There are times when I find myself feeling lonely and it just brings back all those memories of how lonely, alone and isolated I felt in the past. I don’t want to feel lonely and I definitely don’t like feeling lonely, especially when I am surrounded by people.
Although I know that I will never literally be lonely and alone, because of the God in my life, my family and certain friends, there are times when people in my life find a way to make me feel lonely and isolated, mainly because I am regularly left out.
Now I am not someone who thinks I need to know and be involved in absolutely everything, but it is nice to be kept in the loop and feel like I am part of a group. There is nothing worse than being in a group of people and not really being in the group. It makes me feel like a spare part who does not actually fit, as I sit quietly not being able to get involved in particular conversations and watch as individuals whisper like I’m not even there.

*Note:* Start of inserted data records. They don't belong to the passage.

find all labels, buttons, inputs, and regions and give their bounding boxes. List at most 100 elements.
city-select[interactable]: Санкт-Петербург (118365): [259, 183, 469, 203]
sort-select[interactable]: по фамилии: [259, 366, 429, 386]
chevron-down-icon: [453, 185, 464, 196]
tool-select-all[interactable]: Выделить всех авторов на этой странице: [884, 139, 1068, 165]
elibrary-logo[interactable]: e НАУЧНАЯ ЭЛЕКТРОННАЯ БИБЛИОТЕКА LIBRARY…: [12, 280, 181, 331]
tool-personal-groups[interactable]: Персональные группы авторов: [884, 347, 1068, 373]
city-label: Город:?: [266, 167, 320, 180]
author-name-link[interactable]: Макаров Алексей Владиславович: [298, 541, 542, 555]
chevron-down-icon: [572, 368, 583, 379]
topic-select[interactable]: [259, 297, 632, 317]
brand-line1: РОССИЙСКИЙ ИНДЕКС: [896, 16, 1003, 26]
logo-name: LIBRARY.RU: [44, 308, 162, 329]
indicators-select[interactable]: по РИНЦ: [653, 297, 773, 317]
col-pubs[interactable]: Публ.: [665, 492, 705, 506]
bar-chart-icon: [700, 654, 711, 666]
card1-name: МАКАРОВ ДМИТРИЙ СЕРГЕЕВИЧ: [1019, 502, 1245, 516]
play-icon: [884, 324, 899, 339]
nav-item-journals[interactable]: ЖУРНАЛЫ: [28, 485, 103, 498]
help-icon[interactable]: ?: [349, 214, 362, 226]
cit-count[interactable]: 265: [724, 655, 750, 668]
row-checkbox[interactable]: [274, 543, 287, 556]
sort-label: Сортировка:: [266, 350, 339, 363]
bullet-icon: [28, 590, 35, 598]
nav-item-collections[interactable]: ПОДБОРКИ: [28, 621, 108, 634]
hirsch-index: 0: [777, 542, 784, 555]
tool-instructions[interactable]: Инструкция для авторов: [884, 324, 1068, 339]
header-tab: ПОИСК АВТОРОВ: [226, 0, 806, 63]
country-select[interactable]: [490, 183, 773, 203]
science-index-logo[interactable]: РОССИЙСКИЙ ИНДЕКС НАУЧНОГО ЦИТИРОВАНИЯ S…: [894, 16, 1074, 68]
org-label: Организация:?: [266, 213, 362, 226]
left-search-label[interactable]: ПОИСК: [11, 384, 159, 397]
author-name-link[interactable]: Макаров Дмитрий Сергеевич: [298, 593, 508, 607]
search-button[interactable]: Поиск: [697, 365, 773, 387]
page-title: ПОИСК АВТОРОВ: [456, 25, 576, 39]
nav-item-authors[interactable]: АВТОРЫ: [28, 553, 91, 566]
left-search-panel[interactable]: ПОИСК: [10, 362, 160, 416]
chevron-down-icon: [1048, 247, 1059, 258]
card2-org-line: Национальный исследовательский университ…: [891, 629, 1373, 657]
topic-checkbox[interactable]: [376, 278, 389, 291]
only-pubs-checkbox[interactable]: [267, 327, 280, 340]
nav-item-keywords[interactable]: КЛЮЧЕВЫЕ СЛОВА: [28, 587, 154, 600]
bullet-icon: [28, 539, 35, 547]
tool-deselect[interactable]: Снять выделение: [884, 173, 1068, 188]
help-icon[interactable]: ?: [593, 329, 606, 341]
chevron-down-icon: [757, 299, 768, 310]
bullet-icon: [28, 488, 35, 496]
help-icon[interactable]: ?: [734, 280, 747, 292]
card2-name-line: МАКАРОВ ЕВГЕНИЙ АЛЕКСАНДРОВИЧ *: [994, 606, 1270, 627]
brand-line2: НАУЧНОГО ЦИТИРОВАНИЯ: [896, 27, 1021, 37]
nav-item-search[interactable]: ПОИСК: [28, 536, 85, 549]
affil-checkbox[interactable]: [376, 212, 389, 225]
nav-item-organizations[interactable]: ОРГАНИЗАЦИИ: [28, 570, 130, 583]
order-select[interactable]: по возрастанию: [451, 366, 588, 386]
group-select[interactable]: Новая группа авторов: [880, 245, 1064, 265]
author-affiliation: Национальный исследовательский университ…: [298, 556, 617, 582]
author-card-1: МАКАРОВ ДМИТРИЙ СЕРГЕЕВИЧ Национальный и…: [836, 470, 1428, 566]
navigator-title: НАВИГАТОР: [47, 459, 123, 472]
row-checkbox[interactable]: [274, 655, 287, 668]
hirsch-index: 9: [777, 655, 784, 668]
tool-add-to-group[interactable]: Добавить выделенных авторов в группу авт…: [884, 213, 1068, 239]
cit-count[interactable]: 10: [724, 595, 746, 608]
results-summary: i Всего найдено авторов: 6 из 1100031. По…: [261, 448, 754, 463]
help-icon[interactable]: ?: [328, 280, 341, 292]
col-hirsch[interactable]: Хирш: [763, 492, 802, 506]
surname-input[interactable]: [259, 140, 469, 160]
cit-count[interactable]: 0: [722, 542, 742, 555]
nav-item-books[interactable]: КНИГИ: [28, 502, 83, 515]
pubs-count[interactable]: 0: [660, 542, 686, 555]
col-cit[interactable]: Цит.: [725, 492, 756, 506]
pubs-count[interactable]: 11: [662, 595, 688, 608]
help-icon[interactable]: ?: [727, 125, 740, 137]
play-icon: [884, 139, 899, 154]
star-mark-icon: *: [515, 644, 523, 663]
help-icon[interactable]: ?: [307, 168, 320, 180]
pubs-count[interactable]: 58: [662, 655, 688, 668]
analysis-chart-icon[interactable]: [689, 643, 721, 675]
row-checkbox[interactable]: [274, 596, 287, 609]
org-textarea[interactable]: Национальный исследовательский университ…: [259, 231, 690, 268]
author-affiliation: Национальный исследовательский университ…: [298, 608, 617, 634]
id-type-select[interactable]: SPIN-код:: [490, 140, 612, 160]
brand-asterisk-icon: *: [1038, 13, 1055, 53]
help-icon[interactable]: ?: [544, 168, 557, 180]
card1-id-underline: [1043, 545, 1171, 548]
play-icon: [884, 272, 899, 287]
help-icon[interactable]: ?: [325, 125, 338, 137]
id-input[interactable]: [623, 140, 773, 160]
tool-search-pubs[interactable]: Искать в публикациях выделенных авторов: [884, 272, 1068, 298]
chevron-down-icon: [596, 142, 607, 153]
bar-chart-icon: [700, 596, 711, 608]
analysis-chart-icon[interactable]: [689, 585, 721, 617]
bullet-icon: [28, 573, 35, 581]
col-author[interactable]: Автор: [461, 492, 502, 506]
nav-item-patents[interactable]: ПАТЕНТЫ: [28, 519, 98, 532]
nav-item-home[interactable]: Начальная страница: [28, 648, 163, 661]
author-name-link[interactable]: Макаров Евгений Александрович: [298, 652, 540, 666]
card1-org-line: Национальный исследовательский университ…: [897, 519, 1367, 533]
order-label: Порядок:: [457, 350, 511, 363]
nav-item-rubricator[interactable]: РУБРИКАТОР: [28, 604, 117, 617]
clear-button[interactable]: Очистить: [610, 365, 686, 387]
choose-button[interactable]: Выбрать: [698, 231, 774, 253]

For some reason, it seems that no matter what I do, there are times when I am seen as the second-rate friend. It’s like I’m not good enough to be a real part of the group, so I am left sitting on the outside of their inner circle and you know what, it hurts.
I don’t like to sit dwelling on this, because it upsets my spirit, and I don’t want to spend time thinking about something that will bring me down. I don’t understand why I regularly find myself in this situation, but such is life.
I have a truly amazing God in my life and I know that he will never leave me or treat me like a second-rate citizen. I have a special sister, who I can always turn to. I have a great best friend who is always loyal. I have a lovely twin who appreciates me as much as I appreciate him. I have a hilarious friend who I adore and a kooky friend who I’ve got a lot of love for. And I also have both of my parents in my life.
I don’t like feeling lonely, but I cannot change how people are going to act around me or force them to treat me differently. I just have to count my blessings and keep living my life as best as I can.